Il motivo è infondato.

L’Amministrazione ha negato il conferimento della qualifica di Luogotenente ritenendo ormai definita la posizione del ricorrente alla luce dell’art. 38-ter, c. 2° del D.Lvo n. 198/1995, facendo altresì espressa applicazione alla fattispecie dell’art. 30, c. 1, D.Lvo n. 83/2001.

Il provvedimento in esame reca, dunque, l’indicazione delle fonti normative di cui è stata fatta applicazione alla fattispecie.
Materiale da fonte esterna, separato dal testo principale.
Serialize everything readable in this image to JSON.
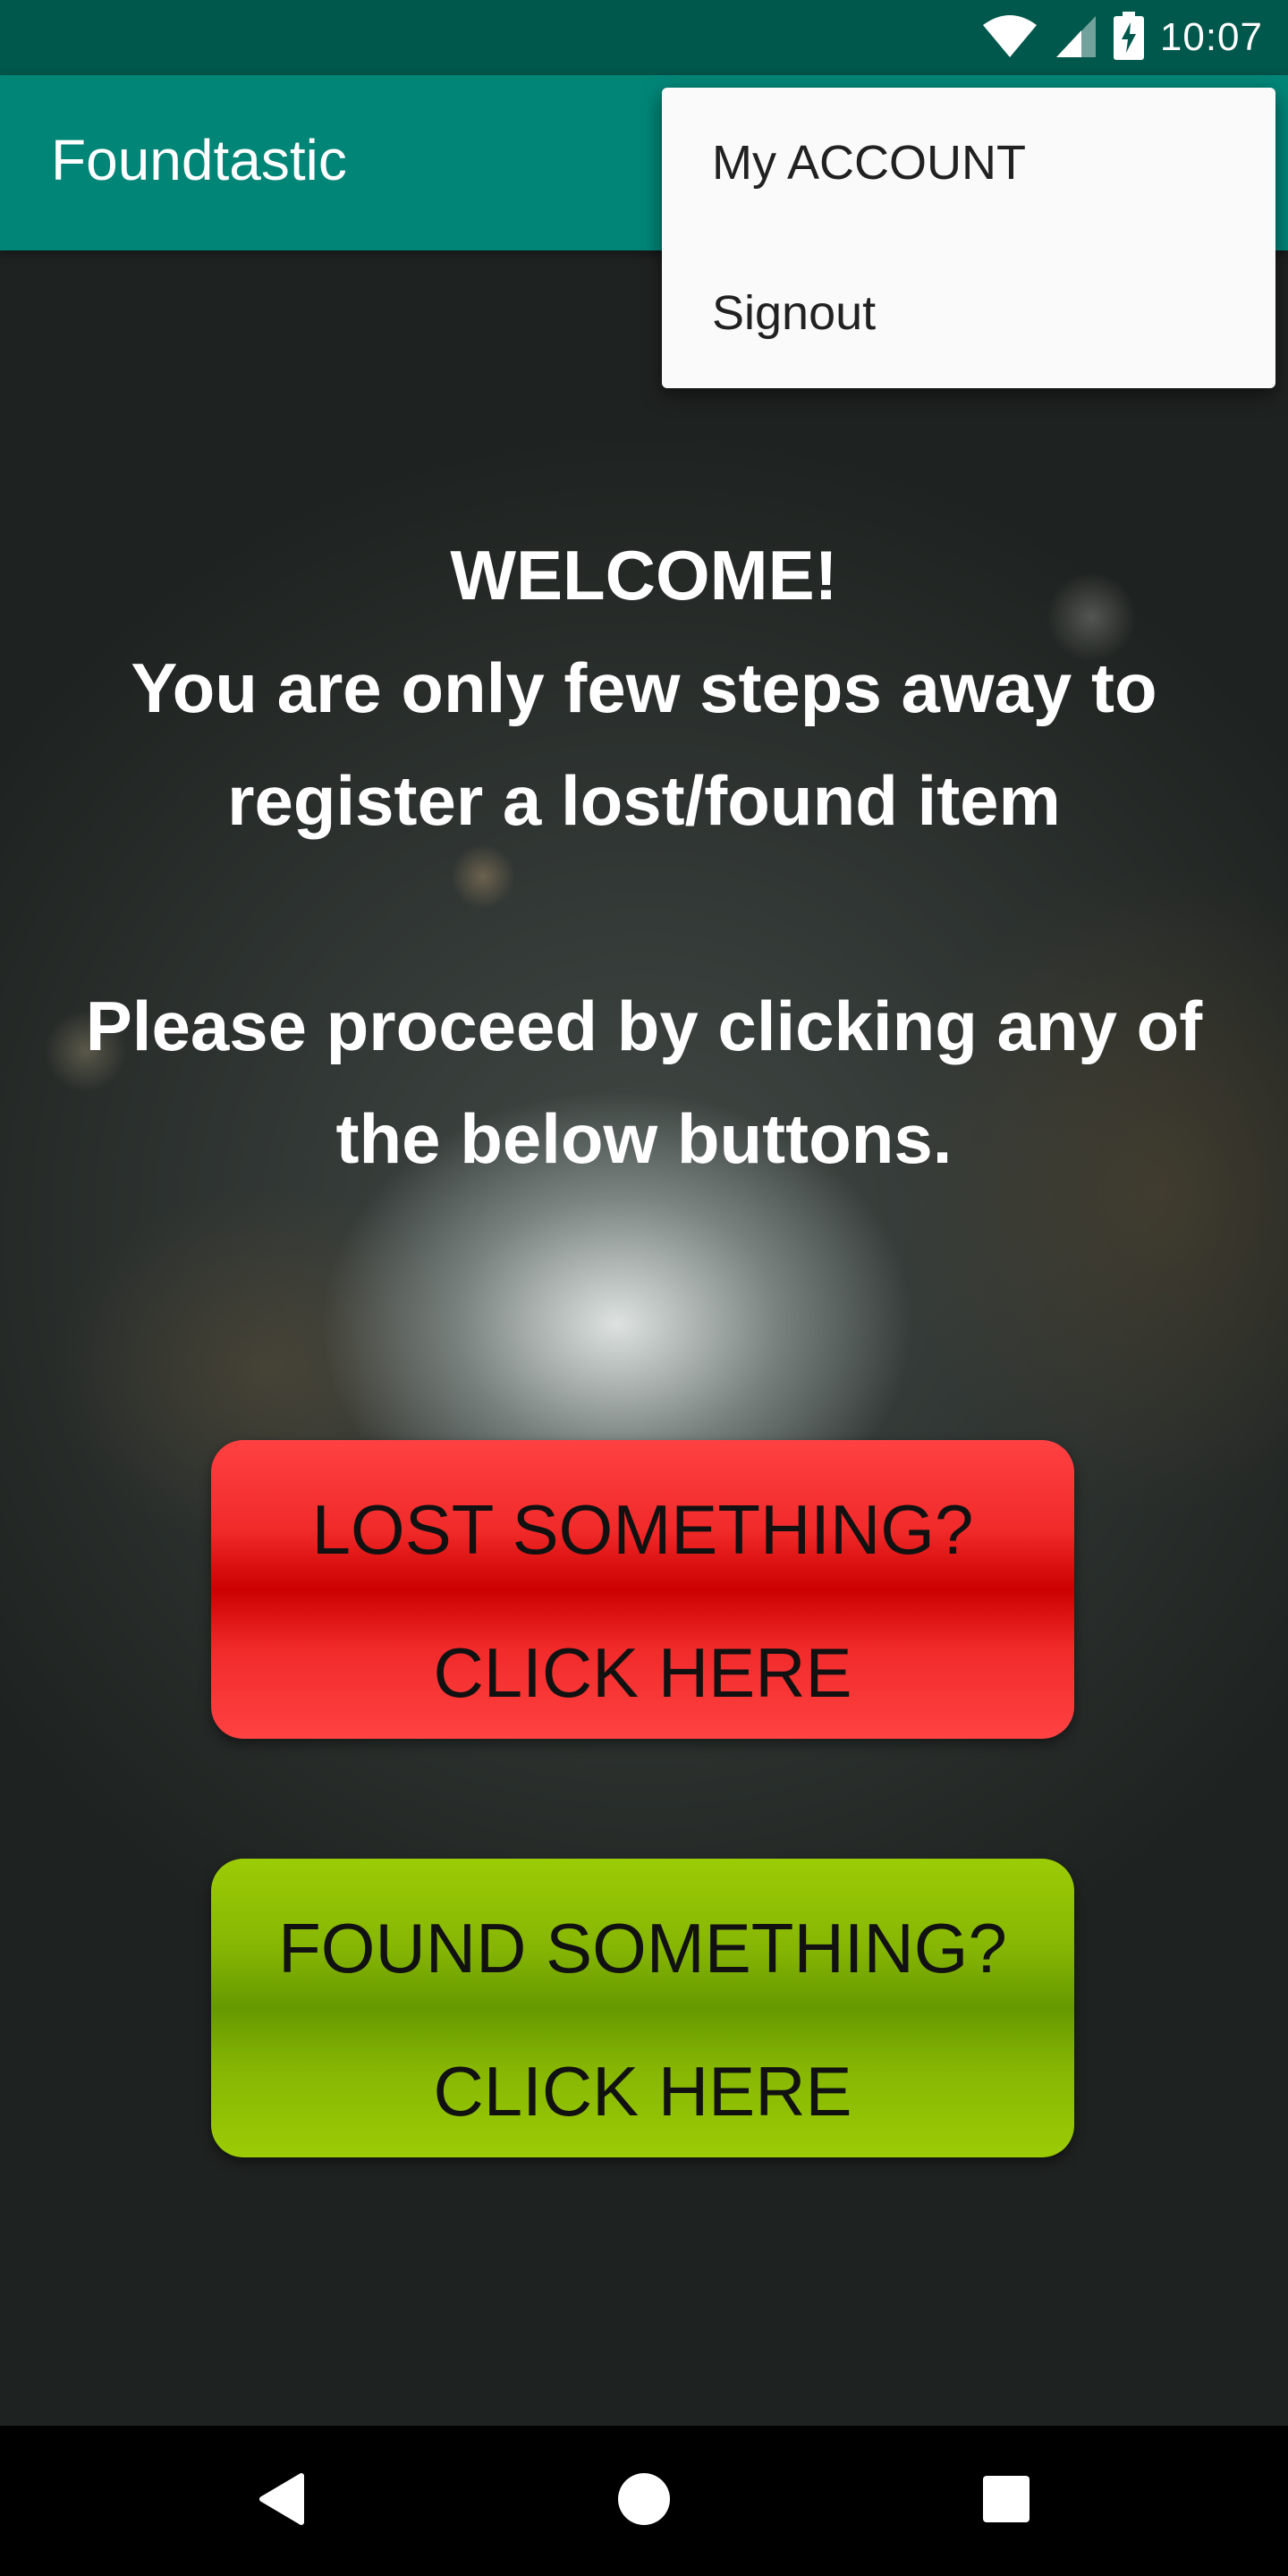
{
  "status_bar": {
    "time": "10:07",
    "icons": [
      "wifi-icon",
      "cell-signal-icon",
      "battery-charging-icon"
    ]
  },
  "app_bar": {
    "title": "Foundtastic"
  },
  "overflow_menu": {
    "items": [
      {
        "label": "My ACCOUNT"
      },
      {
        "label": "Signout"
      }
    ]
  },
  "welcome": {
    "line1": "WELCOME!",
    "line2": "You are only few steps away to",
    "line3": "register a lost/found item",
    "line4": "Please proceed by clicking any of",
    "line5": "the below buttons."
  },
  "buttons": {
    "lost": {
      "line1": "LOST SOMETHING?",
      "line2": "CLICK HERE"
    },
    "found": {
      "line1": "FOUND SOMETHING?",
      "line2": "CLICK HERE"
    }
  },
  "nav_bar": {
    "icons": [
      "back-icon",
      "home-icon",
      "recents-icon"
    ]
  },
  "colors": {
    "status_bar": "#00574b",
    "app_bar": "#008577",
    "lost_button": "#cc0000",
    "found_button": "#669900",
    "menu_background": "#fafafa"
  }
}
Ebbene, considerata la natura vincolata, in parte qua, dell’attività amministrativa, l’obbligo di motivazione dell’atto può ritenersi sufficientemente assolto in relazione alle norme evocate dall’Amministrazione.

Ne consegue, per quanto sopra argomentato, che il ricorso in esame non è meritevole di accoglimento e va, perciò, respinto.

Le spese processuali, liquidate in dispositivo, seguono la soccombenza.